Paralytic shellfish poisoning (PSP) biotoxin has increased to dangerous levels in mussels in Whatcom County, with levels capable of causing illness detected from Lummi Bay north to the Canadian border. Biotoxin levels exceed safe harvest limits for all molluscan shellfish species on all Whatcom County beaches, and recreational harvest of shellfish remains closed by the Washington State Department of Health on all Whatcom County beaches.
“These levels of PSP biotoxin in mussels are very unusual and very concerning. The amount of biotoxin found in some recent samples of mussels is potentially deadly,” warns Whatcom County Health Officer, Dr. Greg Stern. “People who consume PSP-contaminated shellfish are risking their lives.”
PSP biotoxin causes symptoms including tingling of the lips and tongue, which may begin within minutes of eating toxic shellfish or may take an hour or two to develop. Symptoms may progress to tingling of fingers and toes and then loss of control of arms and legs, followed by difficulty in breathing. Some people feel nauseous or experience a sense of floating. If a person consumes enough toxin, muscles of the chest and abdomen become paralyzed, including muscles used for breathing, and the victim can suffocate. Death from Paralytic Shellfish Poison has occurred in less than 30 minutes. Seek immediate medical attention if you experience any of these symptoms.

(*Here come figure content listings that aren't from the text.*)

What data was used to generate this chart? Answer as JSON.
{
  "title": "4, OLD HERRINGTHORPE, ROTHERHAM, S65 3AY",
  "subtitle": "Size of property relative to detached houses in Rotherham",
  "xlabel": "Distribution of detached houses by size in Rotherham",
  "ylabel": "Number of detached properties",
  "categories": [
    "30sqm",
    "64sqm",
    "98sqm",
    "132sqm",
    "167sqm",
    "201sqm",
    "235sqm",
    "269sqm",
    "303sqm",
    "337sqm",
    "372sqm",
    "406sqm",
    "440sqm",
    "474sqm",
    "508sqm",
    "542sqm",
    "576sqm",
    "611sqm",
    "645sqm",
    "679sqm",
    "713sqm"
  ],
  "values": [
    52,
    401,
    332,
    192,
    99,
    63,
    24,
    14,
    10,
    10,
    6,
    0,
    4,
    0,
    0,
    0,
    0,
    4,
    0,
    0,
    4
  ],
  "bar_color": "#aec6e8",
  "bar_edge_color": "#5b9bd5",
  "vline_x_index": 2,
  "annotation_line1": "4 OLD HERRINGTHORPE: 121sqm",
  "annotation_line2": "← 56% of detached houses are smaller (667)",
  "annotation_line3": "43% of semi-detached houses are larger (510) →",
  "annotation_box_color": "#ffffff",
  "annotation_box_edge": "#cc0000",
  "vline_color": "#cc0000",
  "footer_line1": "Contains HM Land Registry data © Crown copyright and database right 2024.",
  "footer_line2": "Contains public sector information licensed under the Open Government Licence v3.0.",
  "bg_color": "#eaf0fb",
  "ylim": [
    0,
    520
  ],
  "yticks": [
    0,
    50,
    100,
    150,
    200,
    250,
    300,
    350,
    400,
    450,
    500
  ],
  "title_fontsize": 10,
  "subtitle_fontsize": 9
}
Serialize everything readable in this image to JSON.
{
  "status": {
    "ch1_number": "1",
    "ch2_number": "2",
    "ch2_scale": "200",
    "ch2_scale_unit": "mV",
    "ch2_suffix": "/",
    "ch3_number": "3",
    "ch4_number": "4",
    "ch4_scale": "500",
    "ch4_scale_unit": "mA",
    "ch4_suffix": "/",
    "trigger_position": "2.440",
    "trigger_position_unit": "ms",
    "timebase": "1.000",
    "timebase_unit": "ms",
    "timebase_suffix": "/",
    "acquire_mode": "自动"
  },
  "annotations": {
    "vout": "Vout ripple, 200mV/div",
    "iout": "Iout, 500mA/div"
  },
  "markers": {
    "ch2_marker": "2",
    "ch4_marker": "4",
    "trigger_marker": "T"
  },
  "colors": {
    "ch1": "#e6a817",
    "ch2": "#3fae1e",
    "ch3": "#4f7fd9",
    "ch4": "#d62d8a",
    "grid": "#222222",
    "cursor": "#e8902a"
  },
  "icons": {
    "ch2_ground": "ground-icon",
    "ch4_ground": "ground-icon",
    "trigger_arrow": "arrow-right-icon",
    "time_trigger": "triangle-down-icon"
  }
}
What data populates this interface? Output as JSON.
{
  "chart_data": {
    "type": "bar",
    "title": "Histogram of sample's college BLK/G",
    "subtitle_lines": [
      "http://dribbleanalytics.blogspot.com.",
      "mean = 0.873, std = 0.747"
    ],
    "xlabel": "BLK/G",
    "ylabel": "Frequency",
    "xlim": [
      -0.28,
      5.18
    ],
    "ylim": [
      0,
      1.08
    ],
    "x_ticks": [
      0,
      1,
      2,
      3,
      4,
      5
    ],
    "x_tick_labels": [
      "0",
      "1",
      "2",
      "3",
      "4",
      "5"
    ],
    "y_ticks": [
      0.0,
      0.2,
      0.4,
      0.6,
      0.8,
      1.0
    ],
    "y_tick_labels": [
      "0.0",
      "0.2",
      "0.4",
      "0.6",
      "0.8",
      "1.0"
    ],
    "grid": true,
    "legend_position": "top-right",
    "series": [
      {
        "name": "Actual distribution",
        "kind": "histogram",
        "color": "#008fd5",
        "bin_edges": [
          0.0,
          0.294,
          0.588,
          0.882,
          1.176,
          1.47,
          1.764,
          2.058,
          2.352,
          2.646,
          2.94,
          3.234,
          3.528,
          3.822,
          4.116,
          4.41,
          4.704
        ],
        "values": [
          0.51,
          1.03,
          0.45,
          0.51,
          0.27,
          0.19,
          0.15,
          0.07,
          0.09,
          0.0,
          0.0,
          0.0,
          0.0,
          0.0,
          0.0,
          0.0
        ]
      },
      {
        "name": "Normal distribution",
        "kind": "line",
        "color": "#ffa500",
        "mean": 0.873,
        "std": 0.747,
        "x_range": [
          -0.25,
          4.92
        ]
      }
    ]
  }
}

Algae that contain marine biotoxins cannot be seen and must be detected by laboratory testing. During a biotoxin event, mussels and varnish clams usually contain the highest toxin concentration. PSP and other naturally occurring biotoxins are not destroyed by cooking or freezing. Crab meat is not affected, but “crab butter” and crab entrails can harbor biotoxins so they should always be discarded.
Shellfish sold in restaurants and retail markets have been tested before distribution and are safe to eat.
Biotoxin levels can change rapidly. Shellfish harvesters should check for current biotoxin and pollution closures at the Washington State Shellfish Safety Map (www.doh.wa.gov/shellfishsafety) or call the DOH Biotoxin Hotline at 1-800-562-5632 before harvesting shellfish anywhere in Washington State.
The Whatcom County Health Department monitors biotoxin levels weekly in coordination with the Washington State Department of Health and will notify the public when there is a change that may affect public health.